Diversión
Columna semanal
PALIMPSESTOS
Con la irrupción feroz de los medios audiovisuales combinados con las redes sociales, el mundo se ha vuelto un gran espectáculo. La vieja distinction que existió hasta hace unas décadas entre lo privado y lo público, ha desaparecido y las fronteras son tan confusas como las huellas que deja el mar sobre la arena. Y en esos revueltos de agua y arena ( por seguir con la imagen) se impone la idea de que todo lo que acontece en la cotidianeidad de las personas debe ser entretenido.
“Vamos, mami, esto es aburrido”, protestaba una niñita en una función de títeres, la miré y me compadecí de la niña; si a esa edad el virus del aburrimiento ha ingresado en su cuerpo, trabajo costará a lo largo de su vida extirparlo. Es increíble pero cuanto más cosas tenemos que llaman nuestra atención, más aburridos hay.
Uno puede preguntarse a qué se debe. La concepción del mundo como entretenimiento promovida por la industria de la imagen y los medios tecnológicos más avanzados nos ha hecho dependientes de la diversión. Una diversión que pone en juego muy poco de nosotros, dado que nos cuenta como espectadores con escasa o nula participación.
Ya no nos conforma atosigarnos con cinco o seis horas de televisión por día, sino que cada vez con más frecuencia seguir un programa único ya es aburrido, así vemos dos o tres al mismo tiempo, o nos pasamos horas envueltos en un calidoscopio de imágenes que nos lleva a recorrer cien canales y la conclusión: “no hay nada para ver”.
Esto trae algunas consecuencias preocupantes en muchos de los jóvenes y no tanto, para quienes todo debe ser divertido y a todas horas.

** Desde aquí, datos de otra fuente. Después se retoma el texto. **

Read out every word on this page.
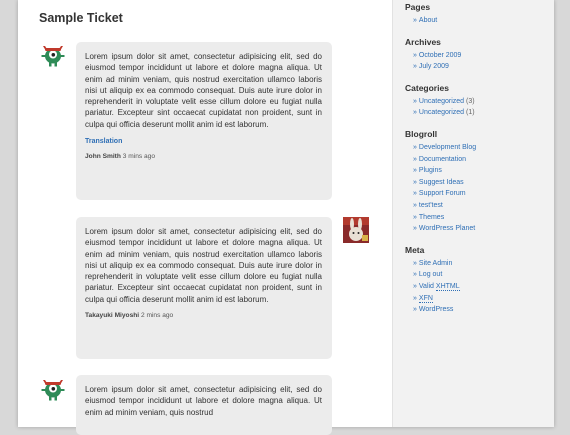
Sample Ticket

Lorem ipsum dolor sit amet, consectetur adipisicing elit, sed do eiusmod tempor incididunt ut labore et dolore magna aliqua. Ut enim ad minim veniam, quis nostrud exercitation ullamco laboris nisi ut aliquip ex ea commodo consequat. Duis aute irure dolor in reprehenderit in voluptate velit esse cillum dolore eu fugiat nulla pariatur. Excepteur sint occaecat cupidatat non proident, sunt in culpa qui officia deserunt mollit anim id est laborum.

Translation
John Smith 3 mins ago

Lorem ipsum dolor sit amet, consectetur adipisicing elit, sed do eiusmod tempor incididunt ut labore et dolore magna aliqua. Ut enim ad minim veniam, quis nostrud exercitation ullamco laboris nisi ut aliquip ex ea commodo consequat. Duis aute irure dolor in reprehenderit in voluptate velit esse cillum dolore eu fugiat nulla pariatur. Excepteur sint occaecat cupidatat non proident, sunt in culpa qui officia deserunt mollit anim id est laborum.

Takayuki Miyoshi 2 mins ago

Lorem ipsum dolor sit amet, consectetur adipisicing elit, sed do eiusmod tempor incididunt ut labore et dolore magna aliqua. Ut enim ad minim veniam, quis nostrud

Pages
» About
Archives
» October 2009
» July 2009
Categories
» Uncategorized (3)
» Uncategorized (1)
Blogroll
» Development Blog
» Documentation
» Plugins
» Suggest Ideas
» Support Forum
» test'test
» Themes
» WordPress Planet
Meta
» Site Admin
» Log out
» Valid XHTML
» XFN
» WordPress
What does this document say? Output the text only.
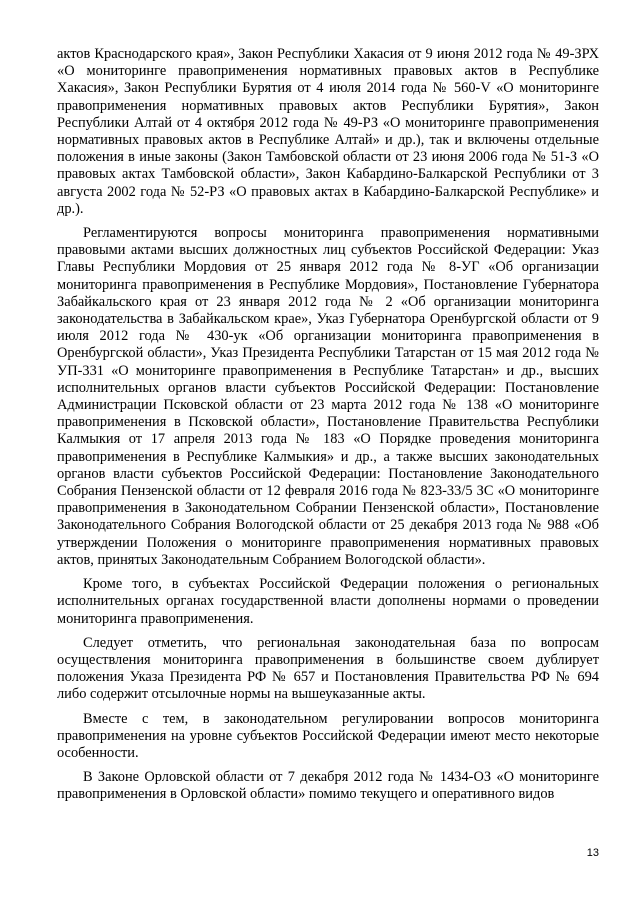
актов Краснодарского края», Закон Республики Хакасия от 9 июня 2012 года № 49-ЗРХ «О мониторинге правоприменения нормативных правовых актов в Республике Хакасия», Закон Республики Бурятия от 4 июля 2014 года № 560-V «О мониторинге правоприменения нормативных правовых актов Республики Бурятия», Закон Республики Алтай от 4 октября 2012 года № 49-РЗ «О мониторинге правоприменения нормативных правовых актов в Республике Алтай» и др.), так и включены отдельные положения в иные законы (Закон Тамбовской области от 23 июня 2006 года № 51-З «О правовых актах Тамбовской области», Закон Кабардино-Балкарской Республики от 3 августа 2002 года № 52-РЗ «О правовых актах в Кабардино-Балкарской Республике» и др.).

Регламентируются вопросы мониторинга правоприменения нормативными правовыми актами высших должностных лиц субъектов Российской Федерации: Указ Главы Республики Мордовия от 25 января 2012 года № 8-УГ «Об организации мониторинга правоприменения в Республике Мордовия», Постановление Губернатора Забайкальского края от 23 января 2012 года № 2 «Об организации мониторинга законодательства в Забайкальском крае», Указ Губернатора Оренбургской области от 9 июля 2012 года № 430-ук «Об организации мониторинга правоприменения в Оренбургской области», Указ Президента Республики Татарстан от 15 мая 2012 года № УП-331 «О мониторинге правоприменения в Республике Татарстан» и др., высших исполнительных органов власти субъектов Российской Федерации: Постановление Администрации Псковской области от 23 марта 2012 года № 138 «О мониторинге правоприменения в Псковской области», Постановление Правительства Республики Калмыкия от 17 апреля 2013 года № 183 «О Порядке проведения мониторинга правоприменения в Республике Калмыкия» и др., а также высших законодательных органов власти субъектов Российской Федерации: Постановление Законодательного Собрания Пензенской области от 12 февраля 2016 года № 823-33/5 ЗС «О мониторинге правоприменения в Законодательном Собрании Пензенской области», Постановление Законодательного Собрания Вологодской области от 25 декабря 2013 года № 988 «Об утверждении Положения о мониторинге правоприменения нормативных правовых актов, принятых Законодательным Собранием Вологодской области».

Кроме того, в субъектах Российской Федерации положения о региональных исполнительных органах государственной власти дополнены нормами о проведении мониторинга правоприменения.

Следует отметить, что региональная законодательная база по вопросам осуществления мониторинга правоприменения в большинстве своем дублирует положения Указа Президента РФ № 657 и Постановления Правительства РФ № 694 либо содержит отсылочные нормы на вышеуказанные акты.

Вместе с тем, в законодательном регулировании вопросов мониторинга правоприменения на уровне субъектов Российской Федерации имеют место некоторые особенности.

В Законе Орловской области от 7 декабря 2012 года № 1434-ОЗ «О мониторинге правоприменения в Орловской области» помимо текущего и оперативного видов

13
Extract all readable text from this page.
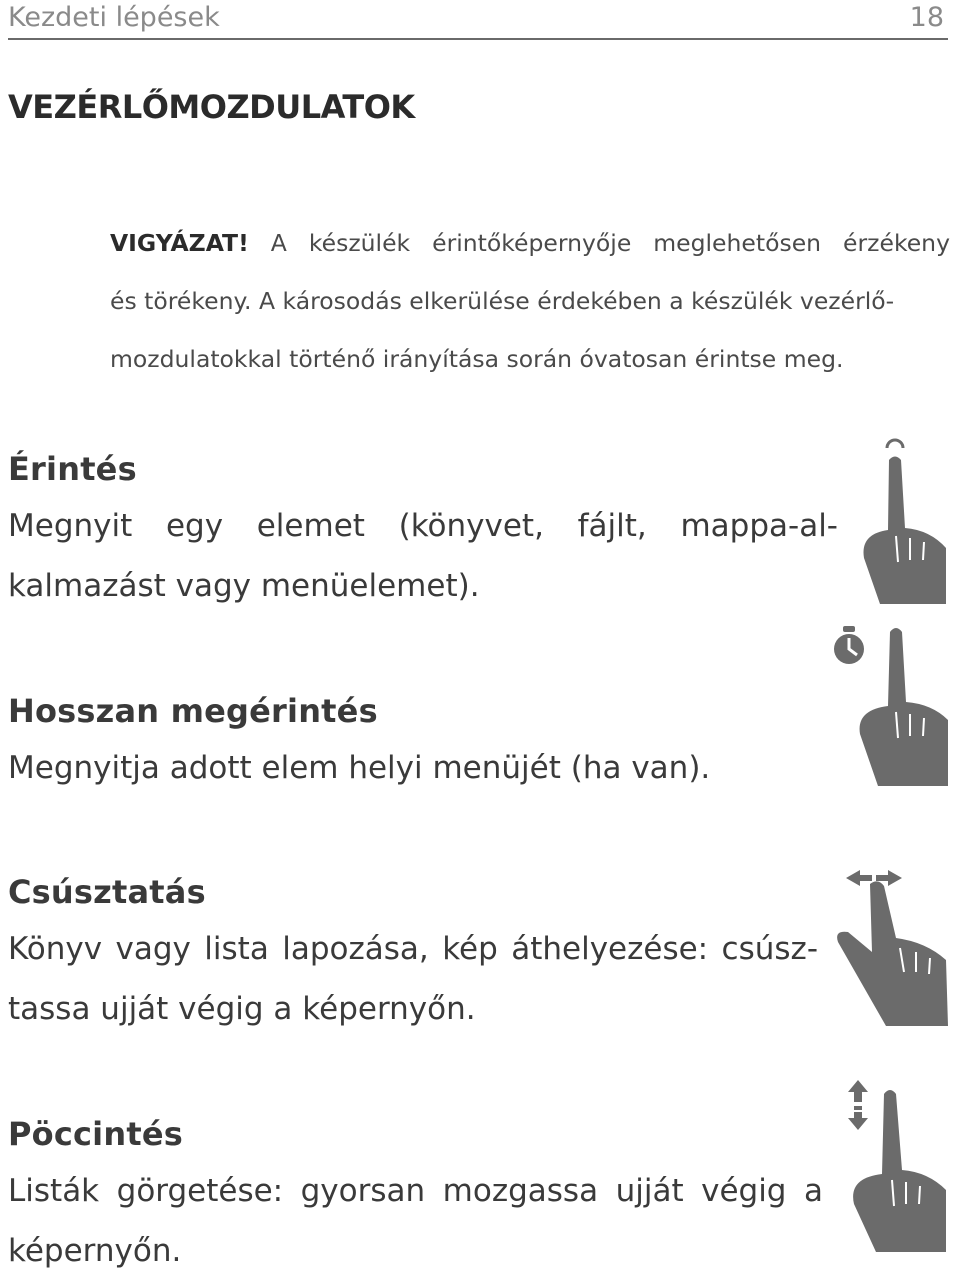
Kezdeti lépések	18
VEZÉRLŐMOZDULATOK
VIGYÁZAT! A készülék érintőképernyője meglehetősen érzékeny
és törékeny. A károsodás elkerülése érdekében a készülék vezérlő-
mozdulatokkal történő irányítása során óvatosan érintse meg.
Érintés
Megnyit egy elemet (könyvet, fájlt, mappa-al-
kalmazást vagy menüelemet).
Hosszan megérintés
Megnyitja adott elem helyi menüjét (ha van).
Csúsztatás
Könyv vagy lista lapozása, kép áthelyezése: csúsz-
tassa ujját végig a képernyőn.
Pöccintés
Listák görgetése: gyorsan mozgassa ujját végig a
képernyőn.
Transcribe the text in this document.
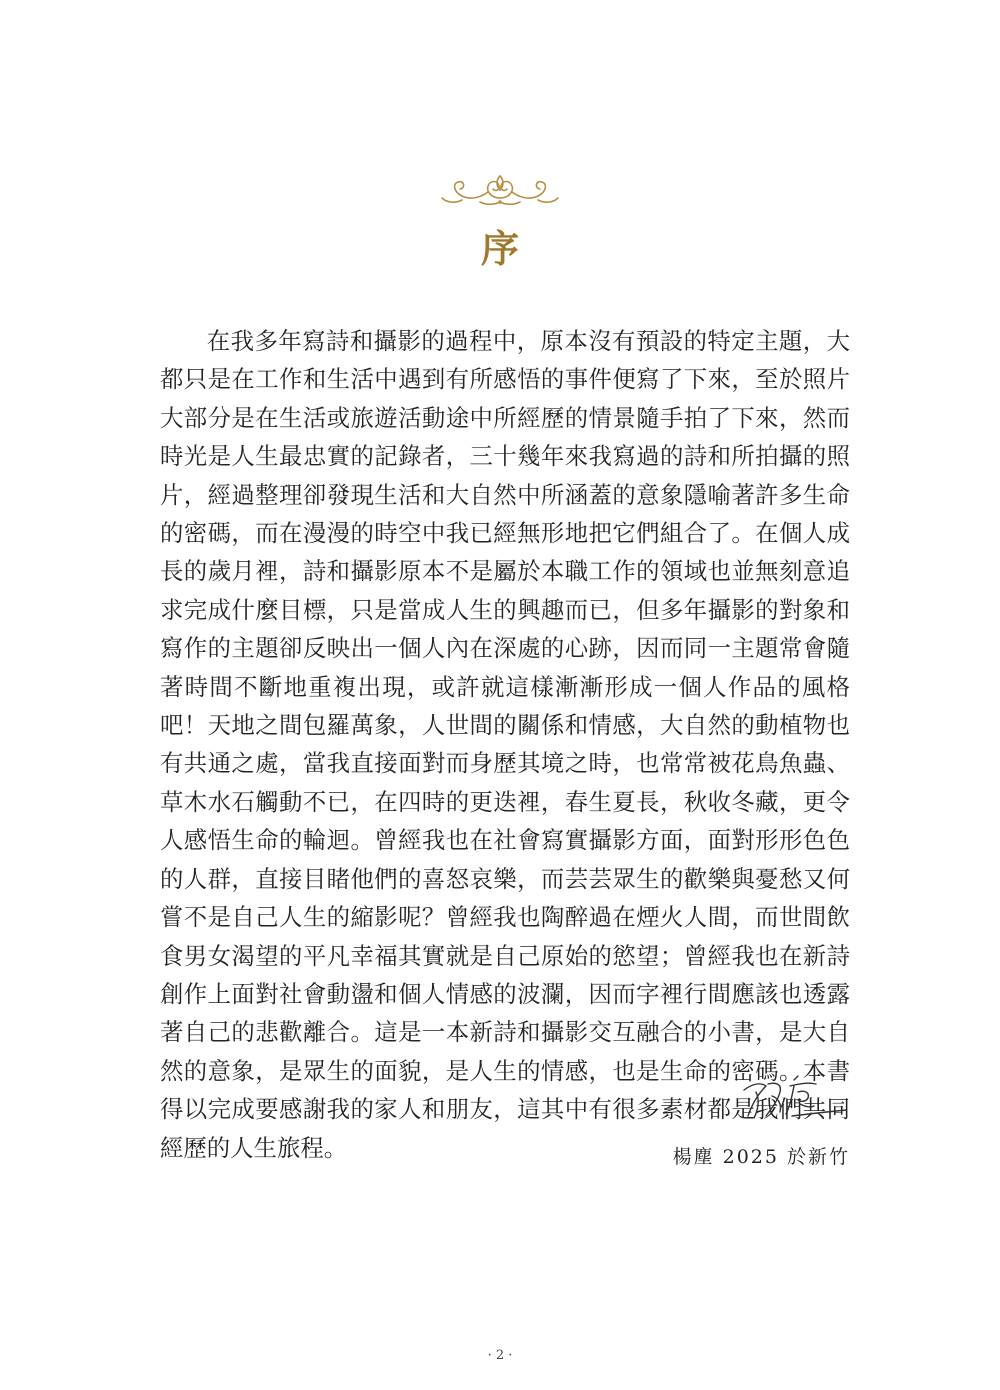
序

在我多年寫詩和攝影的過程中，原本沒有預設的特定主題，大都只是在工作和生活中遇到有所感悟的事件便寫了下來，至於照片大部分是在生活或旅遊活動途中所經歷的情景隨手拍了下來，然而時光是人生最忠實的記錄者，三十幾年來我寫過的詩和所拍攝的照片，經過整理卻發現生活和大自然中所涵蓋的意象隱喻著許多生命的密碼，而在漫漫的時空中我已經無形地把它們組合了。在個人成長的歲月裡，詩和攝影原本不是屬於本職工作的領域也並無刻意追求完成什麼目標，只是當成人生的興趣而已，但多年攝影的對象和寫作的主題卻反映出一個人內在深處的心跡，因而同一主題常會隨著時間不斷地重複出現，或許就這樣漸漸形成一個人作品的風格吧！天地之間包羅萬象，人世間的關係和情感，大自然的動植物也有共通之處，當我直接面對而身歷其境之時，也常常被花鳥魚蟲、草木水石觸動不已，在四時的更迭裡，春生夏長，秋收冬藏，更令人感悟生命的輪迴。曾經我也在社會寫實攝影方面，面對形形色色的人群，直接目睹他們的喜怒哀樂，而芸芸眾生的歡樂與憂愁又何嘗不是自己人生的縮影呢？曾經我也陶醉過在煙火人間，而世間飲食男女渴望的平凡幸福其實就是自己原始的慾望；曾經我也在新詩創作上面對社會動盪和個人情感的波瀾，因而字裡行間應該也透露著自己的悲歡離合。這是一本新詩和攝影交互融合的小書，是大自然的意象，是眾生的面貌，是人生的情感，也是生命的密碼。本書得以完成要感謝我的家人和朋友，這其中有很多素材都是我們共同經歷的人生旅程。	楊塵 2025 於新竹
· 2 ·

Ya no basta que el celular nos permita contactarnos a cada momento, sino que también está diseñado para que no lo soltemos nunca; los huecos que quedan entre comunicaciones, mensajería instantánea, fotos, se rellenan con jueguitos…y tragedia si nos quedamos sin batería, qué aburrido.
Así también se le pide a la escuela, una institución de otro tiempo, que sea divertida, algo imposible, porque el trabajo de la escuela es procurar el esfuerzo de los alumnos, y todo esfuerzo puede ser interesante, a veces entretenido pero muy pocas veces divertido.
Es decir, depositamos en la exterioridad y en nuestra pasividad el eje de la diversión, si no me divierten me aburro, no hay estado intermedio, y lo que es más grave desde esta concepción es que el mundo cotidiano, el único que realmente cuenta—ya que en él nos desenvolvemos–, se difumina, se vuelve borroso, poco interesante, sin matices. Nos perdemos el verdadero espectáculo y en éste sí que no hay repeticiones.
Desde esa mentalidad, la lectura, principalmente, la de ficción tiene poco lugar. Porque leer es un acto complejo que supone una actitud activa y creadora y quien no tenga esta actitud no podrá acceder nunca al universo maravilloso de la literatura. Y la literatura nos enseña a mirar, a tomar conciencia de la complejidad del mundo que nos rodea. Nunca escuché a los buenos lectores de ficción quejarse de aburrimiento.
Pero dejando de lado mi pasión por lo literario, he visto en aquellas personas que tienen en su vida una actitud activa y creadora, vigilante y alerta ante la cotidianeidad, una riqueza vital y una sabiduría que nada tiene que ver con la aridez del aburrimiento.
A veces cuando pasamos por pequeños pueblitos pensamos “qué aburrido debe ser vivir aquí”. Sin embargo, allí viven personas y donde hay personas relacionándose entre sí hay sueños, pasiones, esperanzas, intrigas, odios y amores. Un mundo humano por demás interesante, el mismo del que formamos parte nosotros estemos donde estemos.